Geburtsstadt Zlín als Inspiration: Antonín Bajaja mit Staatspreis für Literatur ausgezeichnet

Antonín Bajaja (Foto: ČTK)

Staatspreise für Künstler hat es in der Tschechoslowakei schon vor der Wende gegeben. Die Kriterien für deren Verleihung waren aber bei weitem nicht künstlerischer Art. 1993 führte der damalige Kulturminister und Publizist Pavel Tigrid nach einer kurzen Zäsur die Staatspreise für Kultur wieder ein. Seitdem werden sie in den Tagen um den Staatsfeiertag am 28. Oktober vergeben. Am Montag hat Kulturminister Besser die diesjährigen Staatspreise verliehen.

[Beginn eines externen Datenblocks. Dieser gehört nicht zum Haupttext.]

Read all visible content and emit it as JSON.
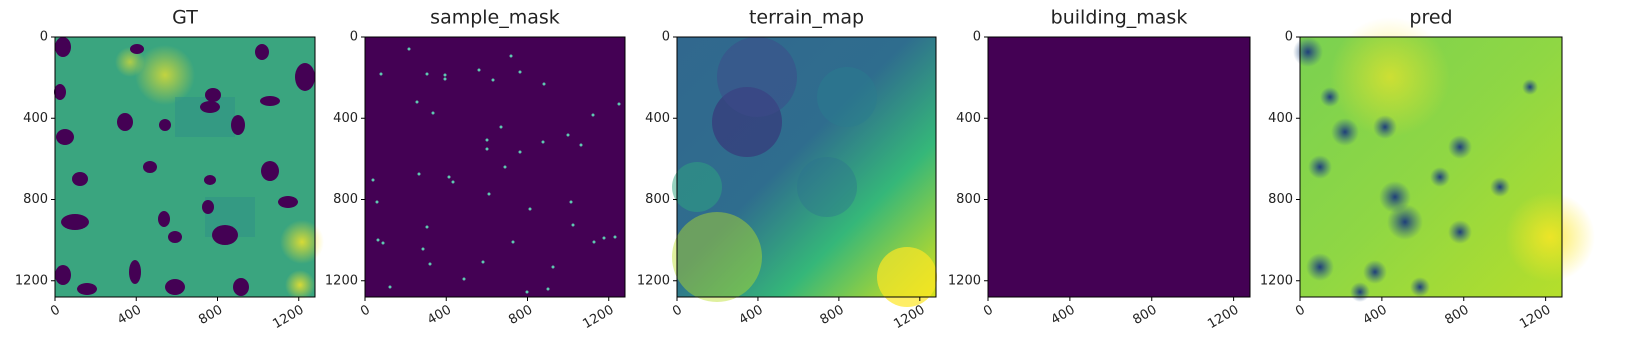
{
  "chart_data": [
    {
      "type": "image",
      "title": "GT",
      "xlim": [
        0,
        1280
      ],
      "ylim": [
        1280,
        0
      ],
      "xticks": [
        0,
        400,
        800,
        1200
      ],
      "yticks": [
        0,
        400,
        800,
        1200
      ]
    },
    {
      "type": "image",
      "title": "sample_mask",
      "xlim": [
        0,
        1280
      ],
      "ylim": [
        1280,
        0
      ],
      "xticks": [
        0,
        400,
        800,
        1200
      ],
      "yticks": [
        0,
        400,
        800,
        1200
      ]
    },
    {
      "type": "image",
      "title": "terrain_map",
      "xlim": [
        0,
        1280
      ],
      "ylim": [
        1280,
        0
      ],
      "xticks": [
        0,
        400,
        800,
        1200
      ],
      "yticks": [
        0,
        400,
        800,
        1200
      ]
    },
    {
      "type": "image",
      "title": "building_mask",
      "xlim": [
        0,
        1280
      ],
      "ylim": [
        1280,
        0
      ],
      "xticks": [
        0,
        400,
        800,
        1200
      ],
      "yticks": [
        0,
        400,
        800,
        1200
      ]
    },
    {
      "type": "image",
      "title": "pred",
      "xlim": [
        0,
        1280
      ],
      "ylim": [
        1280,
        0
      ],
      "xticks": [
        0,
        400,
        800,
        1200
      ],
      "yticks": [
        0,
        400,
        800,
        1200
      ]
    }
  ]
}
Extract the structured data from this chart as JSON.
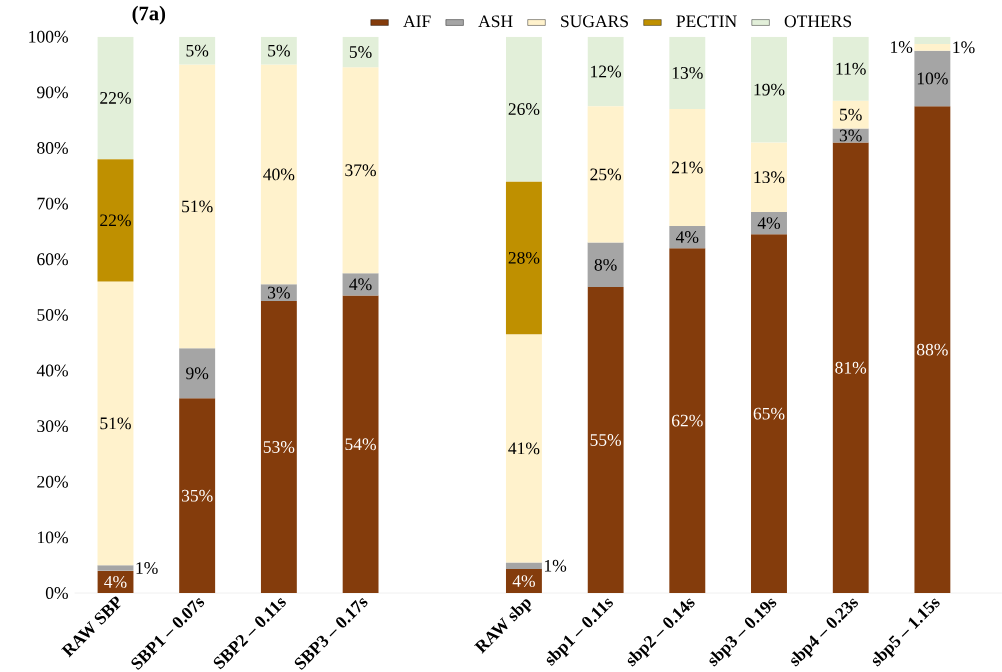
{
  "chart_data": {
    "type": "bar",
    "stacked": true,
    "title": "(7a)",
    "categories": [
      "RAW SBP",
      "SBP1 – 0.07s",
      "SBP2 – 0.11s",
      "SBP3 – 0.17s",
      null,
      "RAW sbp",
      "sbp1 – 0.11s",
      "sbp2 – 0.14s",
      "sbp3 – 0.19s",
      "sbp4 – 0.23s",
      "sbp5 – 1.15s"
    ],
    "series": [
      {
        "name": "AIF",
        "color": "#843c0c",
        "values": [
          4,
          35,
          52.5,
          53.5,
          null,
          4.3,
          55,
          62,
          64.5,
          81,
          87.5
        ],
        "value_labels": [
          "4%",
          "35%",
          "53%",
          "54%",
          null,
          "4%",
          "55%",
          "62%",
          "65%",
          "81%",
          "88%"
        ]
      },
      {
        "name": "ASH",
        "color": "#a5a5a5",
        "values": [
          1,
          9,
          3,
          4,
          null,
          1.2,
          8,
          4,
          4,
          2.5,
          10
        ],
        "value_labels": [
          "1%",
          "9%",
          "3%",
          "4%",
          null,
          "1%",
          "8%",
          "4%",
          "4%",
          "3%",
          "10%"
        ]
      },
      {
        "name": "SUGARS",
        "color": "#fff2cc",
        "values": [
          51,
          51,
          39.5,
          37,
          null,
          41,
          24.5,
          21,
          12.5,
          5,
          1.2
        ],
        "value_labels": [
          "51%",
          "51%",
          "40%",
          "37%",
          null,
          "41%",
          "25%",
          "21%",
          "13%",
          "5%",
          "1%"
        ]
      },
      {
        "name": "PECTIN",
        "color": "#bf9000",
        "values": [
          22,
          null,
          null,
          null,
          null,
          27.5,
          null,
          null,
          null,
          null,
          null
        ],
        "value_labels": [
          "22%",
          null,
          null,
          null,
          null,
          "28%",
          null,
          null,
          null,
          null,
          null
        ]
      },
      {
        "name": "OTHERS",
        "color": "#e2efd9",
        "values": [
          22,
          5,
          5,
          5.5,
          null,
          26,
          12.5,
          13,
          19,
          11.5,
          1.3
        ],
        "value_labels": [
          "22%",
          "5%",
          "5%",
          "5%",
          null,
          "26%",
          "12%",
          "13%",
          "19%",
          "11%",
          "1%"
        ]
      }
    ],
    "ylim": [
      0,
      100
    ],
    "yticks": [
      {
        "value": 0,
        "label": "0%"
      },
      {
        "value": 10,
        "label": "10%"
      },
      {
        "value": 20,
        "label": "20%"
      },
      {
        "value": 30,
        "label": "30%"
      },
      {
        "value": 40,
        "label": "40%"
      },
      {
        "value": 50,
        "label": "50%"
      },
      {
        "value": 60,
        "label": "60%"
      },
      {
        "value": 70,
        "label": "70%"
      },
      {
        "value": 80,
        "label": "80%"
      },
      {
        "value": 90,
        "label": "90%"
      },
      {
        "value": 100,
        "label": "100%"
      }
    ],
    "legend": "top"
  }
}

František Skála  (Foto: ČTK)
„Wir waren gewöhnt, dass es Klement-Gottwald-Staatspreise gegeben hat. Aber jetzt ist das bereits etwas anderes. Ich habe danach geforscht, ob ich den Preis entgegen nehmen darf, und ich meine ja.“

Sagt der Preisträger František Skála. Er ist Maler, Bildhauer sowie Musiker. Skála wurde mit dem Staatspreis für seinen Beitrag zur bildenden Kunst ausgezeichnet. Er gehörte 1987 zu den Mitbegründern der Künstlergruppe Tvrdohlaví (Die Hartnäckigen). Der vielseitige Künstler ist vor allem durch seine Werke berühmt geworden, die er aus zufällig gefundenen Gegenständen und Bruchstücken natürlicher sowie künstlicher Herkunft schuf, die sonst verschwunden wären.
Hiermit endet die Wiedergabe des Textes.